By presenting our data visualization tool, we are putting in place the first blocks of a next-generation program intelligence. The goal is to expose techniques to build a large-scale, distributed and graph-based data-monitoring system.
Every day, servers exchange enormous amounts of data. Usually, this data is kept and archived for a defined period of time. As we store more and more information, our desire to understand its behaviour grows. The reason is simple: knowledge is powerful. If we identify a pattern in our past, we can master the present – and then we can predict the future.
Today’s data scientists are the modern oracles, always trying to discover ingenious ways to analyse information in order to identify new patterns and anomalies. Just as the first astronomers raised their eyes to the sky and clouds to predict the seasons, we are constantly analysing a deluge of digital messages to monitor the general state of the system. It is crucial to step back and take a look at the big picture and understand that abstraction is the key to mastering the present.

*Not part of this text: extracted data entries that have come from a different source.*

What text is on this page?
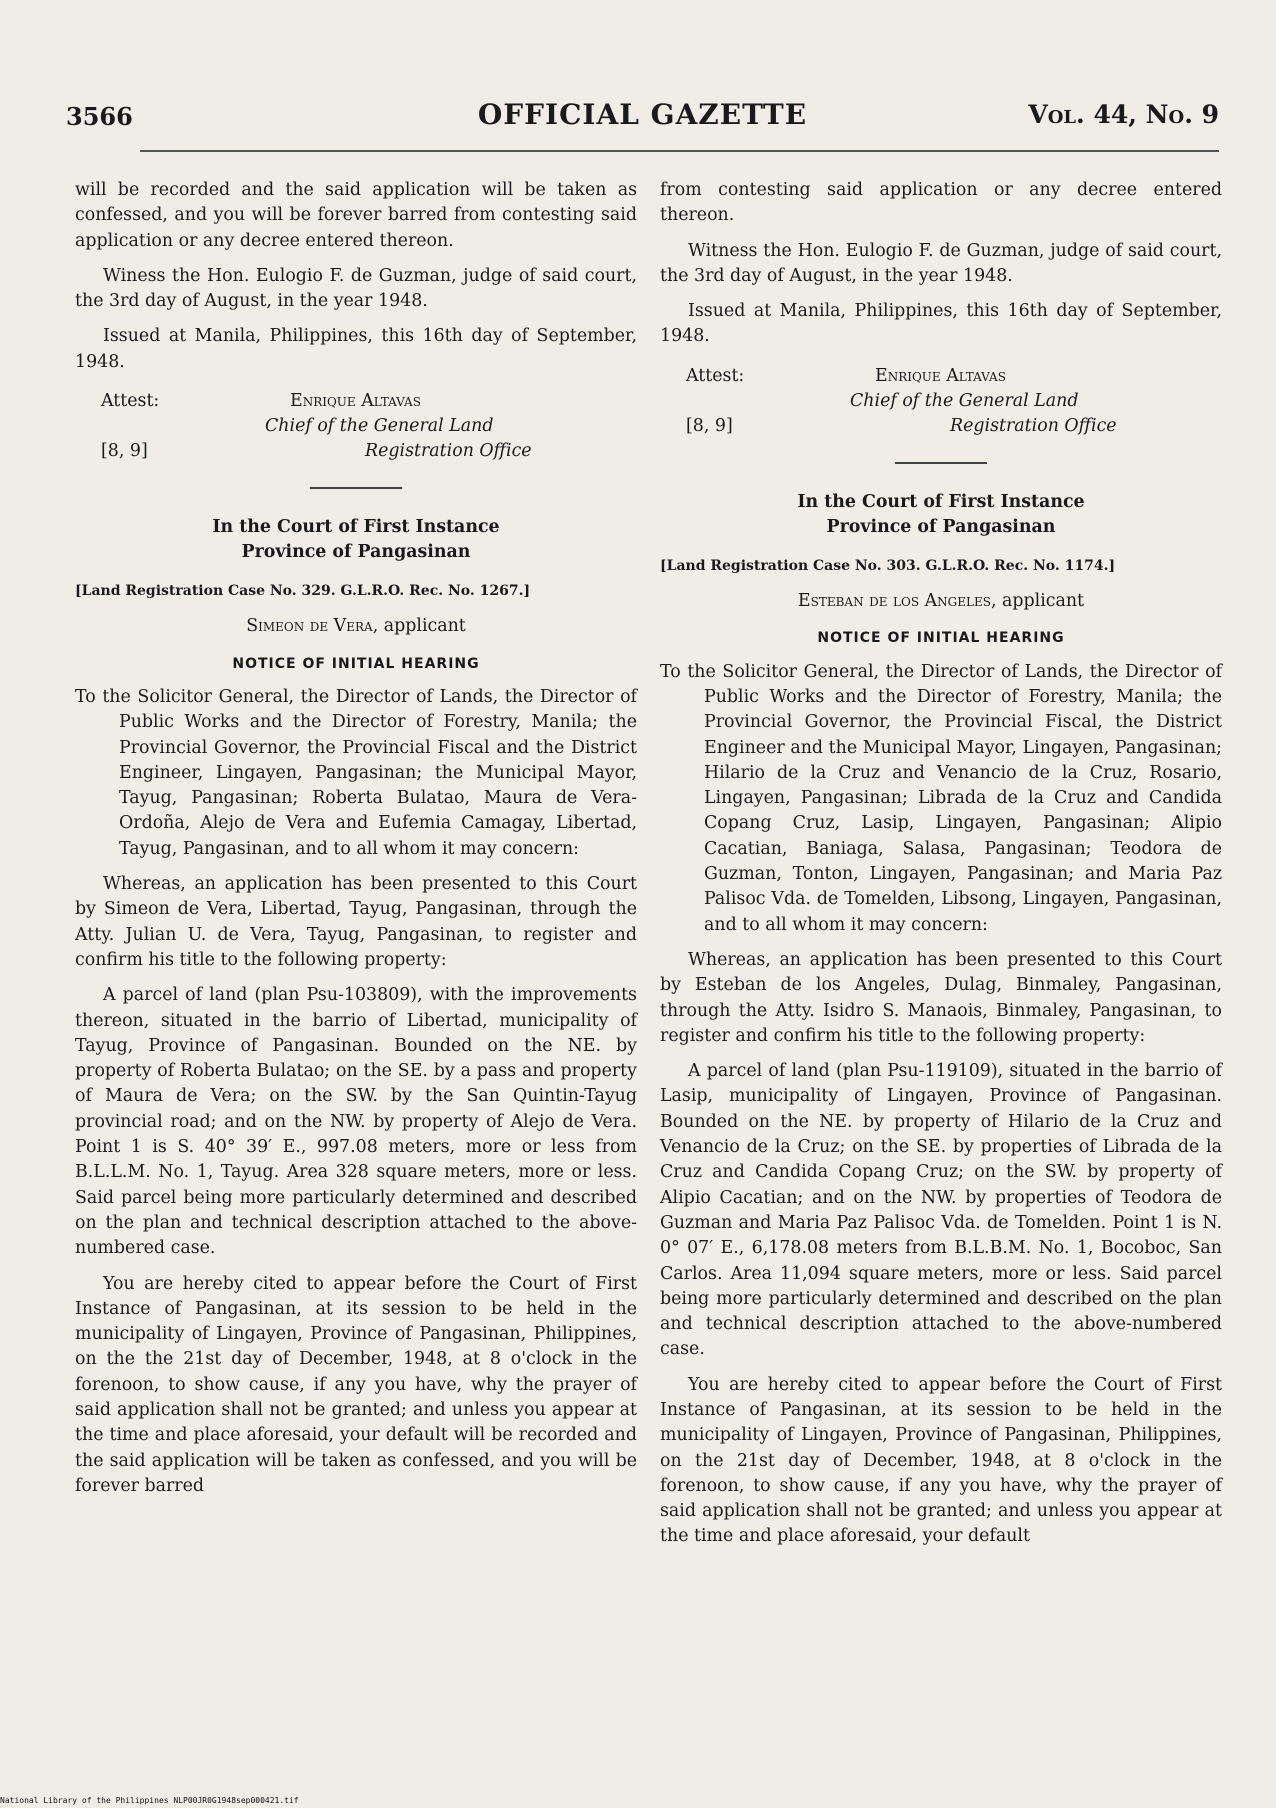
3566	OFFICIAL GAZETTE	Vol. 44, No. 9

will be recorded and the said application will be taken as confessed, and you will be forever barred from contesting said application or any decree entered thereon.

Winess the Hon. Eulogio F. de Guzman, judge of said court, the 3rd day of August, in the year 1948.

Issued at Manila, Philippines, this 16th day of September, 1948.

Attest:	Enrique Altavas
Chief of the General Land
[8, 9]	Registration Office

In the Court of First Instance

Province of Pangasinan

[Land Registration Case No. 329. G.L.R.O. Rec. No. 1267.]

Simeon de Vera, applicant

NOTICE OF INITIAL HEARING

To the Solicitor General, the Director of Lands, the Director of Public Works and the Director of Forestry, Manila; the Provincial Governor, the Provincial Fiscal and the District Engineer, Lingayen, Pangasinan; the Municipal Mayor, Tayug, Pangasinan; Roberta Bulatao, Maura de Vera-Ordoña, Alejo de Vera and Eufemia Camagay, Libertad, Tayug, Pangasinan, and to all whom it may concern:

Whereas, an application has been presented to this Court by Simeon de Vera, Libertad, Tayug, Pangasinan, through the Atty. Julian U. de Vera, Tayug, Pangasinan, to register and confirm his title to the following property:

A parcel of land (plan Psu-103809), with the improvements thereon, situated in the barrio of Libertad, municipality of Tayug, Province of Pangasinan. Bounded on the NE. by property of Roberta Bulatao; on the SE. by a pass and property of Maura de Vera; on the SW. by the San Quintin-Tayug provincial road; and on the NW. by property of Alejo de Vera. Point 1 is S. 40° 39′ E., 997.08 meters, more or less from B.L.L.M. No. 1, Tayug. Area 328 square meters, more or less. Said parcel being more particularly determined and described on the plan and technical description attached to the above-numbered case.

You are hereby cited to appear before the Court of First Instance of Pangasinan, at its session to be held in the municipality of Lingayen, Province of Pangasinan, Philippines, on the the 21st day of December, 1948, at 8 o'clock in the forenoon, to show cause, if any you have, why the prayer of said application shall not be granted; and unless you appear at the time and place aforesaid, your default will be recorded and the said application will be taken as confessed, and you will be forever barred

from contesting said application or any decree entered thereon.

Witness the Hon. Eulogio F. de Guzman, judge of said court, the 3rd day of August, in the year 1948.

Issued at Manila, Philippines, this 16th day of September, 1948.

Attest:	Enrique Altavas
Chief of the General Land
[8, 9]	Registration Office

In the Court of First Instance

Province of Pangasinan

[Land Registration Case No. 303. G.L.R.O. Rec. No. 1174.]

Esteban de los Angeles, applicant

NOTICE OF INITIAL HEARING

To the Solicitor General, the Director of Lands, the Director of Public Works and the Director of Forestry, Manila; the Provincial Governor, the Provincial Fiscal, the District Engineer and the Municipal Mayor, Lingayen, Pangasinan; Hilario de la Cruz and Venancio de la Cruz, Rosario, Lingayen, Pangasinan; Librada de la Cruz and Candida Copang Cruz, Lasip, Lingayen, Pangasinan; Alipio Cacatian, Baniaga, Salasa, Pangasinan; Teodora de Guzman, Tonton, Lingayen, Pangasinan; and Maria Paz Palisoc Vda. de Tomelden, Libsong, Lingayen, Pangasinan, and to all whom it may concern:

Whereas, an application has been presented to this Court by Esteban de los Angeles, Dulag, Binmaley, Pangasinan, through the Atty. Isidro S. Manaois, Binmaley, Pangasinan, to register and confirm his title to the following property:

A parcel of land (plan Psu-119109), situated in the barrio of Lasip, municipality of Lingayen, Province of Pangasinan. Bounded on the NE. by property of Hilario de la Cruz and Venancio de la Cruz; on the SE. by properties of Librada de la Cruz and Candida Copang Cruz; on the SW. by property of Alipio Cacatian; and on the NW. by properties of Teodora de Guzman and Maria Paz Palisoc Vda. de Tomelden. Point 1 is N. 0° 07′ E., 6,178.08 meters from B.L.B.M. No. 1, Bocoboc, San Carlos. Area 11,094 square meters, more or less. Said parcel being more particularly determined and described on the plan and technical description attached to the above-numbered case.

You are hereby cited to appear before the Court of First Instance of Pangasinan, at its session to be held in the municipality of Lingayen, Province of Pangasinan, Philippines, on the 21st day of December, 1948, at 8 o'clock in the forenoon, to show cause, if any you have, why the prayer of said application shall not be granted; and unless you appear at the time and place aforesaid, your default

National Library of the Philippines NLP00JR0G1948sep000421.tif
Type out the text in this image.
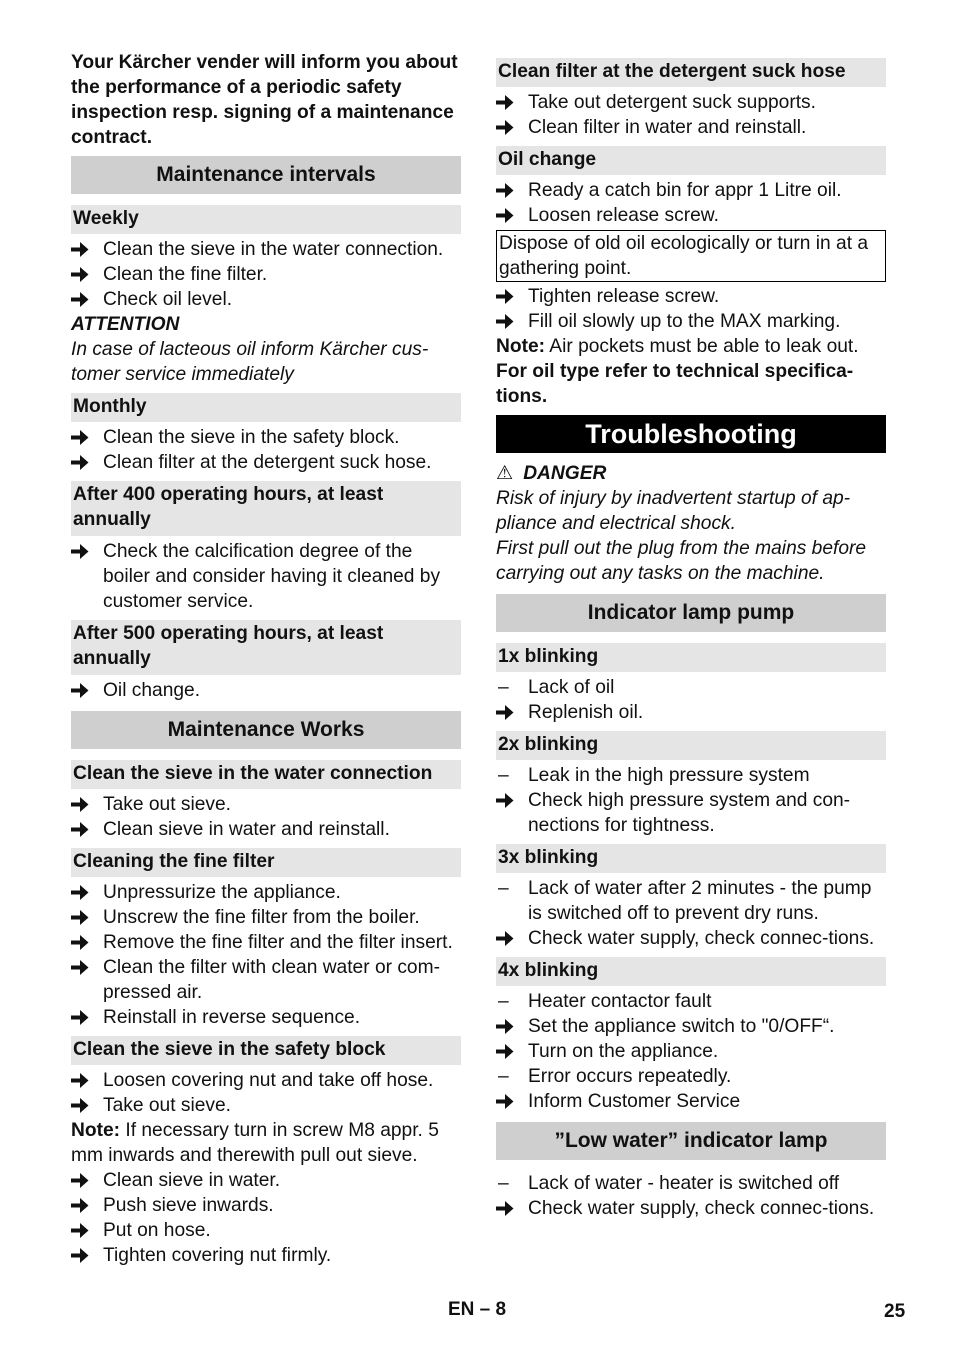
Your Kärcher vender will inform you about the performance of a periodic safety inspection resp. signing of a maintenance contract.

Maintenance intervals
Weekly
Clean the sieve in the water connection.
Clean the fine filter.
Check oil level.
ATTENTION
In case of lacteous oil inform Kärcher cus-tomer service immediately
Monthly
Clean the sieve in the safety block.
Clean filter at the detergent suck hose.
After 400 operating hours, at least annually
Check the calcification degree of the boiler and consider having it cleaned by customer service.
After 500 operating hours, at least annually
Oil change.
Maintenance Works
Clean the sieve in the water connection
Take out sieve.
Clean sieve in water and reinstall.
Cleaning the fine filter
Unpressurize the appliance.
Unscrew the fine filter from the boiler.
Remove the fine filter and the filter insert.
Clean the filter with clean water or com-pressed air.
Reinstall in reverse sequence.
Clean the sieve in the safety block
Loosen covering nut and take off hose.
Take out sieve.

Note: If necessary turn in screw M8 appr. 5 mm inwards and therewith pull out sieve.

Clean sieve in water.
Push sieve inwards.
Put on hose.
Tighten covering nut firmly.
Clean filter at the detergent suck hose
Take out detergent suck supports.
Clean filter in water and reinstall.
Oil change
Ready a catch bin for appr 1 Litre oil.
Loosen release screw.
Dispose of old oil ecologically or turn in at a gathering point.
Tighten release screw.
Fill oil slowly up to the MAX marking.

Note: Air pockets must be able to leak out.

For oil type refer to technical specifica-tions.

Troubleshooting
⚠ DANGER
Risk of injury by inadvertent startup of ap-pliance and electrical shock.
First pull out the plug from the mains before carrying out any tasks on the machine.
Indicator lamp pump
1x blinking
–	Lack of oil
Replenish oil.
2x blinking
–	Leak in the high pressure system
Check high pressure system and con-nections for tightness.
3x blinking
–	Lack of water after 2 minutes - the pump is switched off to prevent dry runs.
Check water supply, check connec-tions.
4x blinking
–	Heater contactor fault
Set the appliance switch to "0/OFF“.
Turn on the appliance.
–	Error occurs repeatedly.
Inform Customer Service
”Low water” indicator lamp
–	Lack of water - heater is switched off
Check water supply, check connec-tions.
EN – 8	25
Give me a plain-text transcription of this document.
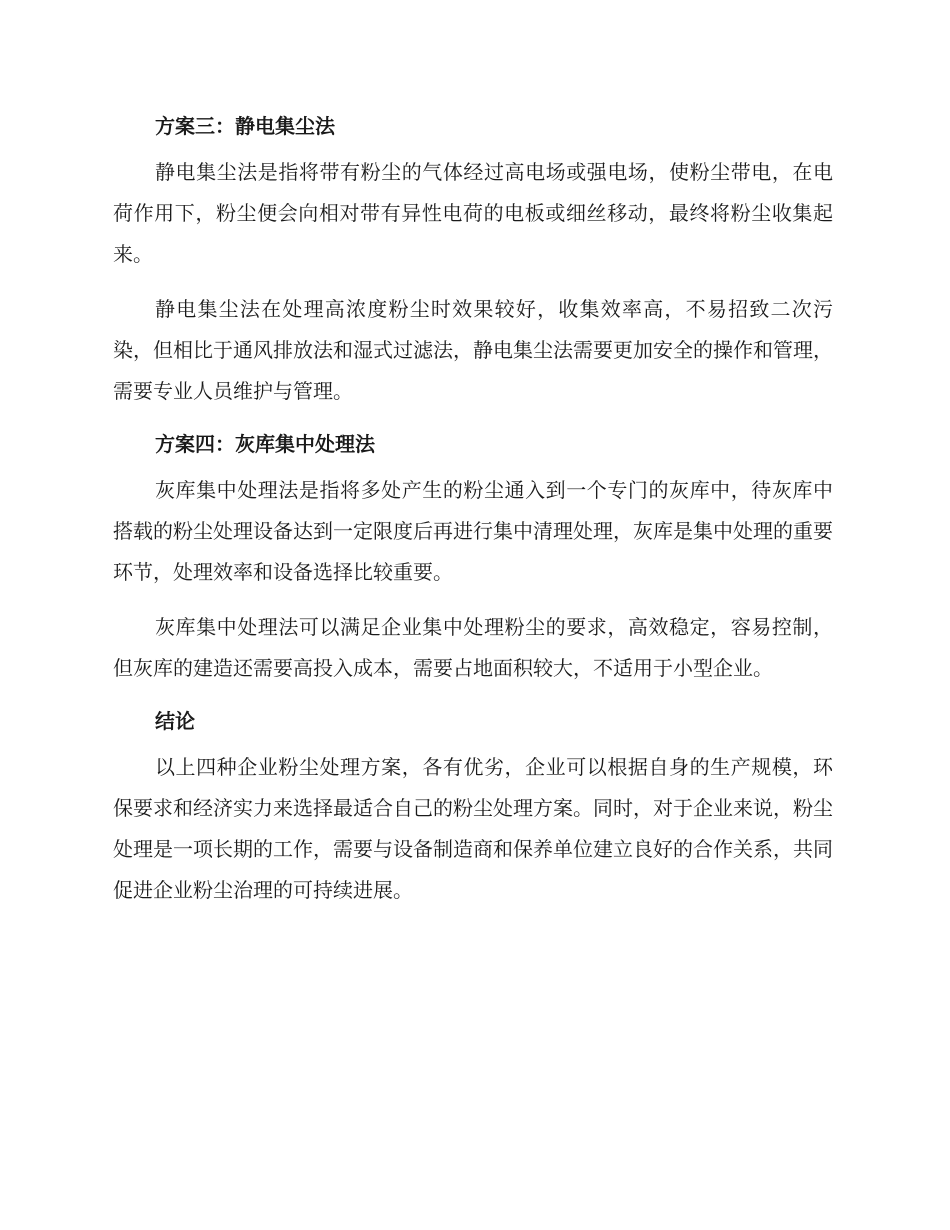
方案三：静电集尘法

静电集尘法是指将带有粉尘的气体经过高电场或强电场，使粉尘带电，在电荷作用下，粉尘便会向相对带有异性电荷的电板或细丝移动，最终将粉尘收集起来。

静电集尘法在处理高浓度粉尘时效果较好，收集效率高，不易招致二次污染，但相比于通风排放法和湿式过滤法，静电集尘法需要更加安全的操作和管理，需要专业人员维护与管理。

方案四：灰库集中处理法

灰库集中处理法是指将多处产生的粉尘通入到一个专门的灰库中，待灰库中搭载的粉尘处理设备达到一定限度后再进行集中清理处理，灰库是集中处理的重要环节，处理效率和设备选择比较重要。

灰库集中处理法可以满足企业集中处理粉尘的要求，高效稳定，容易控制，但灰库的建造还需要高投入成本，需要占地面积较大，不适用于小型企业。

结论

以上四种企业粉尘处理方案，各有优劣，企业可以根据自身的生产规模，环保要求和经济实力来选择最适合自己的粉尘处理方案。同时，对于企业来说，粉尘处理是一项长期的工作，需要与设备制造商和保养单位建立良好的合作关系，共同促进企业粉尘治理的可持续进展。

 Linden, G.; Smith, B.; York, J. Amazon. com recommendations: Item-to-item collaborative filtering. Internet Computing, IEEE 7.1 (2003): 76–80.
 Yan, P.; Zeng, D.; Chen, H. A review of public health syndromic surveillance systems. Intelligence and Security Informatics. Springer Berlin Heidelberg, 2006. 249–260.
 Agrawal, R.; Imielinski, T.; Swami, A. (1993). Mining association rules between sets of items in large databases. Proceedings of the 1993 ACM SIGMOD international conference on Management of data p.207.